Herz. 1987 Dec;12 Suppl 1:10-5.
It is well known that distinct antihypertensive drugs have a different impact on compliance and on quality of life of patients. Therefore, we must ask under what conditions a refusal of antihypertensive medication can be justified and what its consequences are with regard to cardiovascular morbidity and mortality. An aspect of this latter question is answered by a prospective study on cardiovascular risks in a cohort of 416 middle-aged male blue-collar workers followed over three years: In the subgroup of 94 workers with mild or manifest hypertension few aspects of quality of life only were improved in the untreated (54%) as compared to the treated (46%) hypertensives. On the other hand, longterm cardiovascular risk was considerable: every third worker with untreated mild hypertension (140 to 160/90 to 100 mmHg; n = 30) exhibited signs of early left ventricular hypertrophy, as assessed by one- and two-dimensional echocardiography.
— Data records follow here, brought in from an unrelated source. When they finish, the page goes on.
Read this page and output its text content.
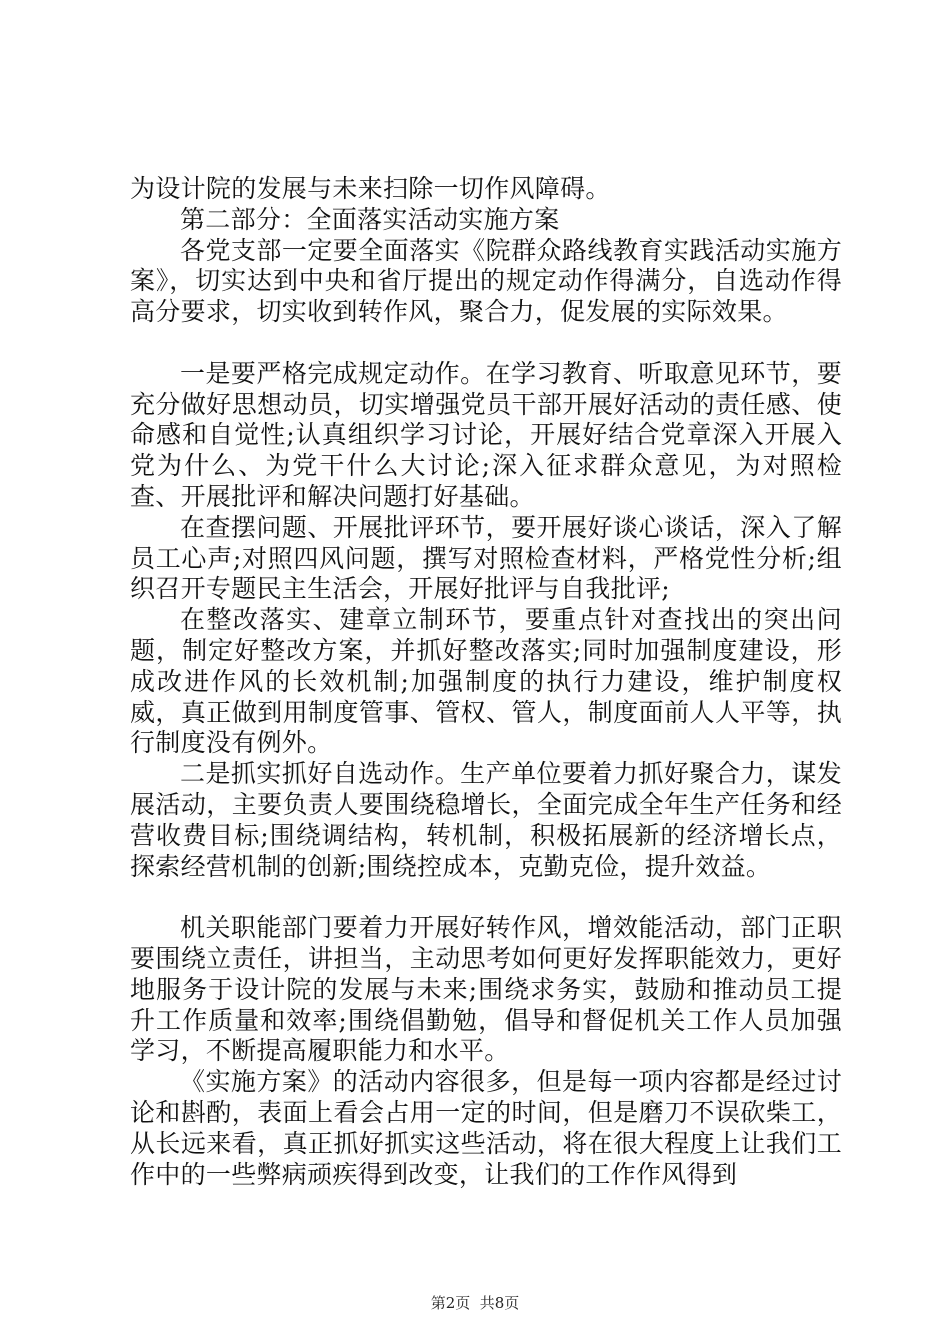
为设计院的发展与未来扫除一切作风障碍。

第二部分：全面落实活动实施方案

各党支部一定要全面落实《院群众路线教育实践活动实施方案》，切实达到中央和省厅提出的规定动作得满分，自选动作得高分要求，切实收到转作风，聚合力，促发展的实际效果。

一是要严格完成规定动作。在学习教育、听取意见环节，要充分做好思想动员，切实增强党员干部开展好活动的责任感、使命感和自觉性;认真组织学习讨论，开展好结合党章深入开展入党为什么、为党干什么大讨论;深入征求群众意见，为对照检查、开展批评和解决问题打好基础。

在查摆问题、开展批评环节，要开展好谈心谈话，深入了解员工心声;对照四风问题，撰写对照检查材料，严格党性分析;组织召开专题民主生活会，开展好批评与自我批评;

在整改落实、建章立制环节，要重点针对查找出的突出问题，制定好整改方案，并抓好整改落实;同时加强制度建设，形成改进作风的长效机制;加强制度的执行力建设，维护制度权威，真正做到用制度管事、管权、管人，制度面前人人平等，执行制度没有例外。

二是抓实抓好自选动作。生产单位要着力抓好聚合力，谋发展活动，主要负责人要围绕稳增长，全面完成全年生产任务和经营收费目标;围绕调结构，转机制，积极拓展新的经济增长点，探索经营机制的创新;围绕控成本，克勤克俭，提升效益。

机关职能部门要着力开展好转作风，增效能活动，部门正职要围绕立责任，讲担当，主动思考如何更好发挥职能效力，更好地服务于设计院的发展与未来;围绕求务实，鼓励和推动员工提升工作质量和效率;围绕倡勤勉，倡导和督促机关工作人员加强学习，不断提高履职能力和水平。

《实施方案》的活动内容很多，但是每一项内容都是经过讨论和斟酌，表面上看会占用一定的时间，但是磨刀不误砍柴工，从长远来看，真正抓好抓实这些活动，将在很大程度上让我们工作中的一些弊病顽疾得到改变，让我们的工作作风得到

第2页  共8页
The most impressive difference was found with regard to the diameter of left atrium (T = 3.02; p less than .01). The second part of the paper presents first results of a test-statistical evaluation: a German version of a well known measurement approach to quality of life in the United States is applied in 50 hypertensives and 56 normotensives. Internal consistency, stability and discriminant power of the questionnaire were very satisfying. Hypertensives compared to normotensives and treated hypertensives compared to untreated hypertensives showed significant differences on several subscales (esp. "general wellbeing", "vitality"). Results indicate that this measurement approach can be reliably used in further studies.
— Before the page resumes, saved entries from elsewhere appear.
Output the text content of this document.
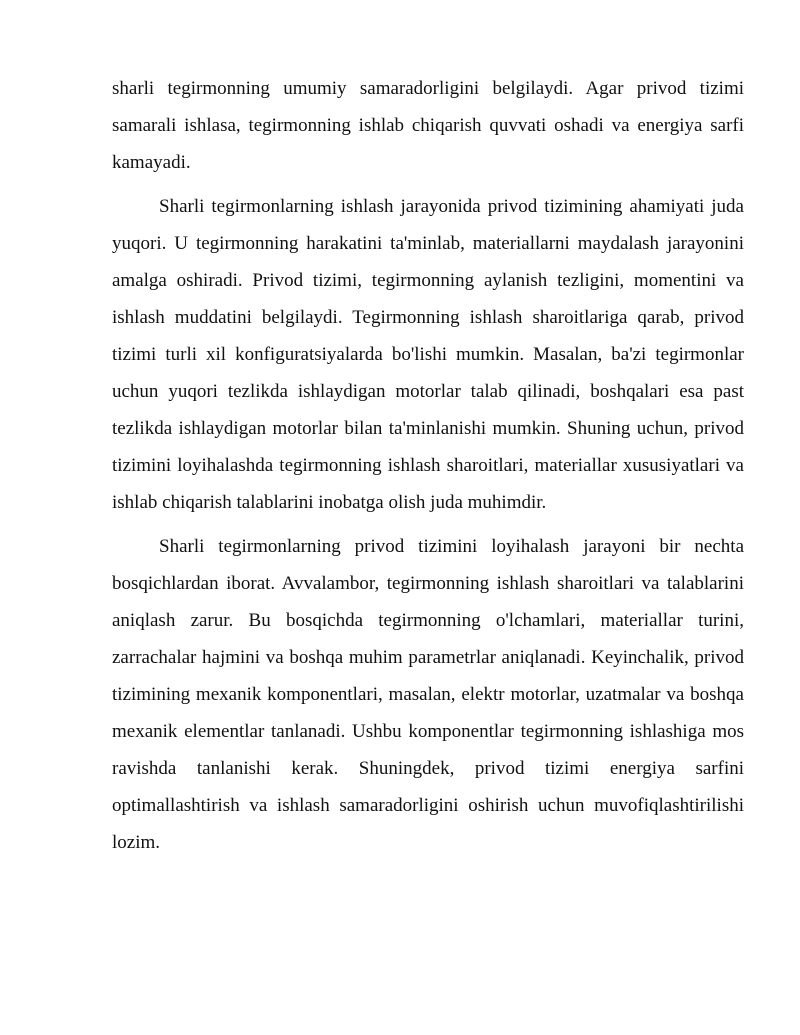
sharli tegirmonning umumiy samaradorligini belgilaydi. Agar privod tizimi samarali ishlasa, tegirmonning ishlab chiqarish quvvati oshadi va energiya sarfi kamayadi.

Sharli tegirmonlarning ishlash jarayonida privod tizimining ahamiyati juda yuqori. U tegirmonning harakatini ta'minlab, materiallarni maydalash jarayonini amalga oshiradi. Privod tizimi, tegirmonning aylanish tezligini, momentini va ishlash muddatini belgilaydi. Tegirmonning ishlash sharoitlariga qarab, privod tizimi turli xil konfiguratsiyalarda bo'lishi mumkin. Masalan, ba'zi tegirmonlar uchun yuqori tezlikda ishlaydigan motorlar talab qilinadi, boshqalari esa past tezlikda ishlaydigan motorlar bilan ta'minlanishi mumkin. Shuning uchun, privod tizimini loyihalashda tegirmonning ishlash sharoitlari, materiallar xususiyatlari va ishlab chiqarish talablarini inobatga olish juda muhimdir.

Sharli tegirmonlarning privod tizimini loyihalash jarayoni bir nechta bosqichlardan iborat. Avvalambor, tegirmonning ishlash sharoitlari va talablarini aniqlash zarur. Bu bosqichda tegirmonning o'lchamlari, materiallar turini, zarrachalar hajmini va boshqa muhim parametrlar aniqlanadi. Keyinchalik, privod tizimining mexanik komponentlari, masalan, elektr motorlar, uzatmalar va boshqa mexanik elementlar tanlanadi. Ushbu komponentlar tegirmonning ishlashiga mos ravishda tanlanishi kerak. Shuningdek, privod tizimi energiya sarfini optimallashtirish va ishlash samaradorligini oshirish uchun muvofiqlashtirilishi lozim.
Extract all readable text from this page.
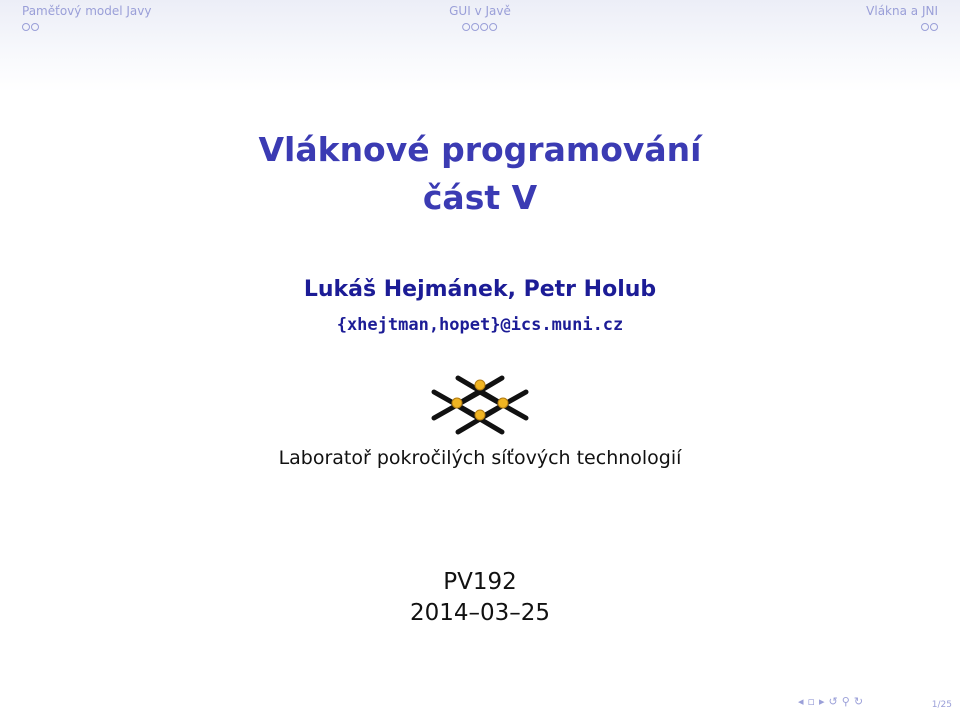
Paměťový model Javy	GUI v Javě	Vlákna a JNI
Vláknové programování
část V
Lukáš Hejmánek, Petr Holub
{xhejtman,hopet}@ics.muni.cz
Laboratoř pokročilých síťových technologií
PV192
2014–03–25
◂ ▫ ▸ ↺ ⚲ ↻	1/25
众所周知,不同的抗高血压药物对患者的依从性和生活质量有不同的影响。因此,我们必须探讨在何种情况下拒绝服用抗高血压药物是合理的,以及这对心血管疾病的发病率和死亡率会产生何种后果。一项针对416名中年男性蓝领工人的心血管风险进行的前瞻性研究,对后一个问题的一个方面做出了回答:在94名轻度或明显高血压工人的亚组中,与接受治疗的高血压患者(46%)相比,未接受治疗的患者(54%)仅在生活质量的几个方面有所改善。另一方面,长期心血管风险相当大:通过一维和二维超声心动图评估,每三名未治疗的轻度高血压工人(140至160/90至100 mmHg;n = 30)中就有一人表现出早期左心室肥厚的迹象。在左心房直径方面发现了最显著的差异(T = 3.02;p小于0.01)。本文的第二部分展示了测试统计评估的初步结果:在美国一种著名的生活质量测量方法的德语版本被应用于50名高血压患者和56名血压正常者。问卷的内部一致性、稳定性和区分能力非常令人满意。与血压正常者相比,高血压患者以及与未接受治疗的高血压患者相比,接受治疗的高血压患者在几个子量表(特别是“总体幸福感”、“活力”)上存在显著差异。结果表明,这种测量方法可以可靠地用于进一步的研究。